Inspecting my original attempt, it didn't seem too different, but I think I made 3 mistakes. Combined, these led to a poor result.

1. Lack of unit tests

My first attempt didn't have unit tests. There are references in the planning phase to performing some tests, but no actual tests were written or executed. I think that adding tests in my later attempts made a big difference by ensuring that all the math was correct (or at least closer). Having tests causes Claude to verify correctness and handle most edge cases.

2. My original task description was incorrect

I had written "..render the scene by casting rays from the light source". That description is just wrong. Rays are cast from the CAMERA, not the light source. Garbage in, garbage out. Reviewing the logs, Claude actually spotted this mistake and sought clarification:

"Casting rays from the light source" - this is unusual. I need to understand:
(gives 3 options)

I clarified that I had meant "camera", not "light source". Problem solved? Probably..

My gut feeling from using LLMs is that this simple correction was adequate. Given sufficient context, LLMs rarely get hung up on a single word. But it's possible that this, or something else in my original task description, was sufficiently wrong that it led to poor results.

3. Other differences?

Three other quick ideas for why my first experiment went poorly:

  • maybe I had accidentally used a weaker model
  • maybe the scene data format I had specified was a mistake
  • maybe some unknown error happened and I just didn't notice

So Ray Tracing does work?

I would say "yes". That's a relief because it SHOULD work, based on what I know about LLMs. I must have done something wrong in my first attempt that caused it to work poorly.

But.. those scenes above aren't perfect. Not even close. I hope to spend some more time digging into individual features and invent a way to approach my experiments more scientifically.

Followups

I am already planning a 3rd experiment in my head. Maybe sometime in the next 2-3 weeks. A few things I want to improve or investigate are:

How do results compare with IDENTICAL scenes?

In my three attempts here, each program is rendering a slightly different scene. I want to retry this with careful controls in place. No context pollution, exact same instructions for unit testing and outputs. I also need to add a scene loader, so that each program receives EXACTLY the same inputs.

How well does each prompt handle different features?

Beyond the most basic rendering, there are a LOT of extras that a ray-tracer can implement to improve realism, things like shadows, textures, reflections, different light sources, and a zillion more. I wasn't keeping track of which features landed in each of these programs. My instructions were just "make a ray-tracer". To make any comparison between outputs, the renderers really need to have the same features.

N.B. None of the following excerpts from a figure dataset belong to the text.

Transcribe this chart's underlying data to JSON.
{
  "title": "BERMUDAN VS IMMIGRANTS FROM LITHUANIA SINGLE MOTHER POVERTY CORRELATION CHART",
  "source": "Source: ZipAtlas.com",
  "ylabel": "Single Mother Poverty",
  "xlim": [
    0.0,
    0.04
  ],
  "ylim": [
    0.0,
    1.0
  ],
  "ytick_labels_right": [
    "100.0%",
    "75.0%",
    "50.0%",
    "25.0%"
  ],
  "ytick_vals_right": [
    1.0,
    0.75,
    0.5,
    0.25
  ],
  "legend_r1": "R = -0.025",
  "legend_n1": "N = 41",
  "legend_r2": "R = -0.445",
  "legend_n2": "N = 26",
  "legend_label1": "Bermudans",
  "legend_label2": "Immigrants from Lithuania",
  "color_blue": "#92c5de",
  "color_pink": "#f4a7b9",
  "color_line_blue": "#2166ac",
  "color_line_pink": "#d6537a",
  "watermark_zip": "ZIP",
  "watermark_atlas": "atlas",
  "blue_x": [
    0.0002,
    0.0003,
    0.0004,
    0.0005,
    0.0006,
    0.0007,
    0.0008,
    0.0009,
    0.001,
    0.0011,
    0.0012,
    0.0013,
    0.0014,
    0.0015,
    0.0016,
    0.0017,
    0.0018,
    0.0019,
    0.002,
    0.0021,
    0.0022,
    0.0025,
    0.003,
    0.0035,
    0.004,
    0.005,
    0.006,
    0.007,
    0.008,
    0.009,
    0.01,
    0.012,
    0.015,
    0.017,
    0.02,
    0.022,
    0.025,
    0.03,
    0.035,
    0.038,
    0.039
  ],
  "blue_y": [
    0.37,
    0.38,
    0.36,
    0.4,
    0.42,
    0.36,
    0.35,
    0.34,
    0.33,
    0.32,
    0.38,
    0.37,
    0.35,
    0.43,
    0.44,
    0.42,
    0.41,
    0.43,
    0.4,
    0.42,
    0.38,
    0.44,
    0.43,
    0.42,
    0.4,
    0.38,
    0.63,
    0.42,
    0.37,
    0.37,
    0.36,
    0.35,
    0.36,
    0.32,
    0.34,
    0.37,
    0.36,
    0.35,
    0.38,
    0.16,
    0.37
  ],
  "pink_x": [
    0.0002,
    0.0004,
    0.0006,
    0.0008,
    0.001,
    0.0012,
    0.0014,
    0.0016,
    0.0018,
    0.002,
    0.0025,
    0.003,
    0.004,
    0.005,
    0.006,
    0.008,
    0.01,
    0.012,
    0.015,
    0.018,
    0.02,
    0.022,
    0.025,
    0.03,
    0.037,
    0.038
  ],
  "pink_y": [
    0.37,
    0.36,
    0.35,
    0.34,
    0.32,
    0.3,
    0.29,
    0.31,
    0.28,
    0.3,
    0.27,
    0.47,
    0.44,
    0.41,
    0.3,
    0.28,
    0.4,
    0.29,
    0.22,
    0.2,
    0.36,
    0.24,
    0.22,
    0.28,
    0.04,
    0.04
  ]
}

Isn't this just memorized code?

Sorta? I mean, yes, "fuzzy memorizing" is one thing that LLMs do. But to what extent is it using EXACTLY or CLOSELY memorized code? I'd like to compare the generated code to existing tutorial code, to github code, and to other agent-generated code. Is it identical? Or just similar? Seems tricky. Basic ray-tracing code will always look KINDA similar. Within the limits of normal and reasonable code, there's only so many ways to do it. Still, it would be interesting to investigate the extent to which different prompts result in different code.